I had been more than forgiving towards him. My friends thought I was stupid for constantly taking him back but I kept making excuses for him. Never thought I would be that woman. There were messed up things he did that he didn’t know that I knew but I chose not to bring it up to keep our relationship above water. I will not put on here what he has done because I don’t think it matters. Like I said I know nice Leos my best friend/cousin is a Leo but I think I have had the bad one out of the bunch.

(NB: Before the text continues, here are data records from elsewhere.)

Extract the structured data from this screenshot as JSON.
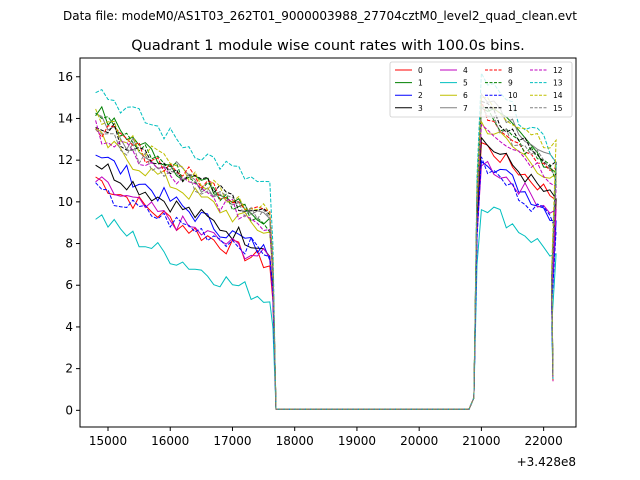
{
  "chart_data": {
    "type": "line",
    "suptitle": "Data file: modeM0/AS1T03_262T01_9000003988_27704cztM0_level2_quad_clean.evt",
    "title": "Quadrant 1 module wise count rates with 100.0s bins.",
    "xlabel": "",
    "ylabel": "",
    "x_offset_label": "+3.428e8",
    "xlim": [
      14550,
      22520
    ],
    "ylim": [
      -0.8,
      16.9
    ],
    "xticks": [
      15000,
      16000,
      17000,
      18000,
      19000,
      20000,
      21000,
      22000
    ],
    "xtick_labels": [
      "15000",
      "16000",
      "17000",
      "18000",
      "19000",
      "20000",
      "21000",
      "22000"
    ],
    "yticks": [
      0,
      2,
      4,
      6,
      8,
      10,
      12,
      14,
      16
    ],
    "ytick_labels": [
      "0",
      "2",
      "4",
      "6",
      "8",
      "10",
      "12",
      "14",
      "16"
    ],
    "segments": [
      {
        "x_start": 14800,
        "x_end": 17600,
        "step": 100
      },
      {
        "x_start": 17700,
        "x_end": 20800,
        "step": 100
      },
      {
        "x_start": 20850,
        "x_end": 22150,
        "step": 100
      }
    ],
    "legend_position": "top-right",
    "series": [
      {
        "name": "0",
        "color": "#ff0000",
        "dash": "solid",
        "start": 11.2,
        "end": 7.0,
        "gap_start": 0.05,
        "peak": 12.8,
        "end2": 10.2
      },
      {
        "name": "1",
        "color": "#008000",
        "dash": "solid",
        "start": 14.5,
        "end": 9.0,
        "gap_start": 0.05,
        "peak": 14.8,
        "end2": 11.5
      },
      {
        "name": "2",
        "color": "#0000ff",
        "dash": "solid",
        "start": 12.5,
        "end": 7.5,
        "gap_start": 0.05,
        "peak": 12.3,
        "end2": 9.2
      },
      {
        "name": "3",
        "color": "#000000",
        "dash": "solid",
        "start": 12.0,
        "end": 7.8,
        "gap_start": 0.05,
        "peak": 13.0,
        "end2": 10.0
      },
      {
        "name": "4",
        "color": "#bf00bf",
        "dash": "solid",
        "start": 11.0,
        "end": 7.2,
        "gap_start": 0.05,
        "peak": 12.0,
        "end2": 9.5
      },
      {
        "name": "5",
        "color": "#00bfbf",
        "dash": "solid",
        "start": 9.4,
        "end": 5.3,
        "gap_start": 0.05,
        "peak": 10.0,
        "end2": 7.4
      },
      {
        "name": "6",
        "color": "#bfbf00",
        "dash": "solid",
        "start": 13.2,
        "end": 8.5,
        "gap_start": 0.05,
        "peak": 13.8,
        "end2": 11.0
      },
      {
        "name": "7",
        "color": "#808080",
        "dash": "solid",
        "start": 14.0,
        "end": 9.2,
        "gap_start": 0.05,
        "peak": 15.5,
        "end2": 11.6
      },
      {
        "name": "8",
        "color": "#ff0000",
        "dash": "dashed",
        "start": 13.8,
        "end": 9.5,
        "gap_start": 0.05,
        "peak": 14.5,
        "end2": 11.4
      },
      {
        "name": "9",
        "color": "#008000",
        "dash": "dashed",
        "start": 14.3,
        "end": 9.0,
        "gap_start": 0.05,
        "peak": 14.6,
        "end2": 11.3
      },
      {
        "name": "10",
        "color": "#0000ff",
        "dash": "dashed",
        "start": 10.5,
        "end": 7.6,
        "gap_start": 0.05,
        "peak": 11.8,
        "end2": 9.0
      },
      {
        "name": "11",
        "color": "#000000",
        "dash": "dashed",
        "start": 14.0,
        "end": 9.3,
        "gap_start": 0.05,
        "peak": 14.6,
        "end2": 11.6
      },
      {
        "name": "12",
        "color": "#bf00bf",
        "dash": "dashed",
        "start": 13.5,
        "end": 8.8,
        "gap_start": 0.05,
        "peak": 13.9,
        "end2": 11.0
      },
      {
        "name": "13",
        "color": "#00bfbf",
        "dash": "dashed",
        "start": 15.6,
        "end": 10.6,
        "gap_start": 0.05,
        "peak": 16.0,
        "end2": 12.2
      },
      {
        "name": "14",
        "color": "#bfbf00",
        "dash": "dashed",
        "start": 14.2,
        "end": 9.4,
        "gap_start": 0.05,
        "peak": 15.0,
        "end2": 12.6
      },
      {
        "name": "15",
        "color": "#808080",
        "dash": "dashed",
        "start": 13.6,
        "end": 9.1,
        "gap_start": 0.05,
        "peak": 14.2,
        "end2": 11.5
      }
    ]
  }
}
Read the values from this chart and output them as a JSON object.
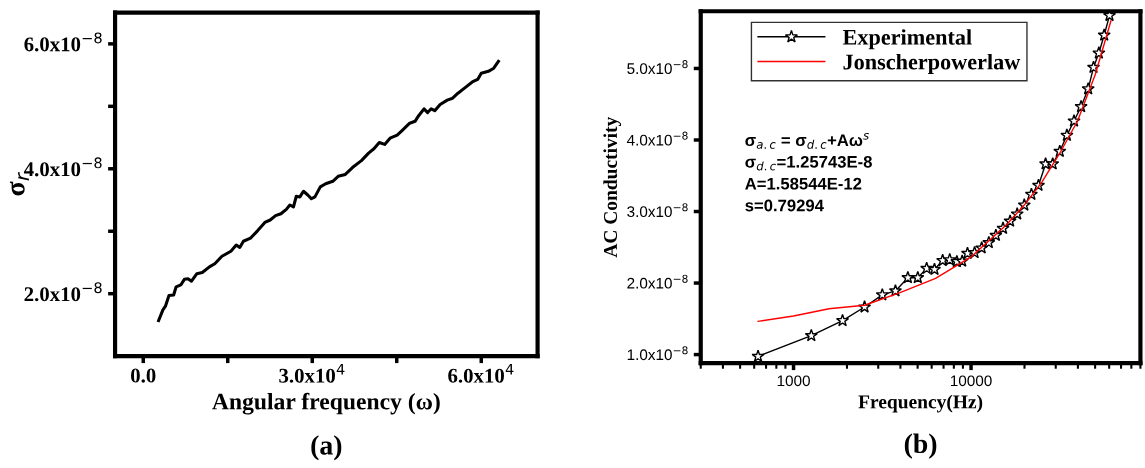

Just really want to know do Leo men acknowledge their wrongs? But I guess some one that’s selfish would never.


What did he lie about?


Omg everything. Smh I even told him he doesn’t have to do that. Just say it like it is you will not hurt my feelings I would have more respect for you if you just tell me what it is and how it’s gonna be. And he’s so predictable too I even knew when he was lying to me in my face. So everytime he lied I would let him know and catch him in the lie so he could know I wasn’t dumb.

I just won’t go and name off any of the things because I don’t feel like it’s relevant.


What if he isn’t lying?


If you keep accusing someone of lying, because you’re suspicious or you have baggage of exes being liars, and they aren’t lying, what do you do?


He says “not lying”


You say “yes you are. I know you are and I can prove it!”


Then you convince yourself you’re right and he’s wrong, so now you’re mad at him.


It sounds like your exchange is fueled by your doubts.


Why stay with someone you don’t trust?
click to expand
Girl shut up.
Posted by Aria1

I think you just came across a bad apple. The "leos" I know are very nice people (both male and female). My male friend has an awesome zest for life and whenever we hung out we had a blast together.


Sorry you're hurting though.
Thank you.

He can be sooooooo amazing when he wants to be but the other side of him is extremely toxic. And it’s not just the lies it’s loads of other things that are just all wrong. sometimes I wonder if he has mental issues and needs to see a therapist. I honestly think once I move forward that We can be friends in the future. I don’t think he is relationship or marriage material, not for me at least.
@RH01112019 I can’t tell you how many times my Leo done left me shocked and speechless. He would also do the same thing when I would find out stuff about him he would try to dig information on me and try to play that reverse psychology. You have to make them think about what they have done by not arguing with them then walk away and give them space.

He has actually came out and said that he was wrong for somethings and continued to apologize. Every since I left he has been calling me trying to make things right but I’m just too tired and can’t take anymore disappointments. I hung in there as long as I could.
It's " hurt", not hurted. Sorry.
Posted by Aria1

Ignore her OP...


Sometimes people get in a bad mood.


If you'd like more advice you can PM me.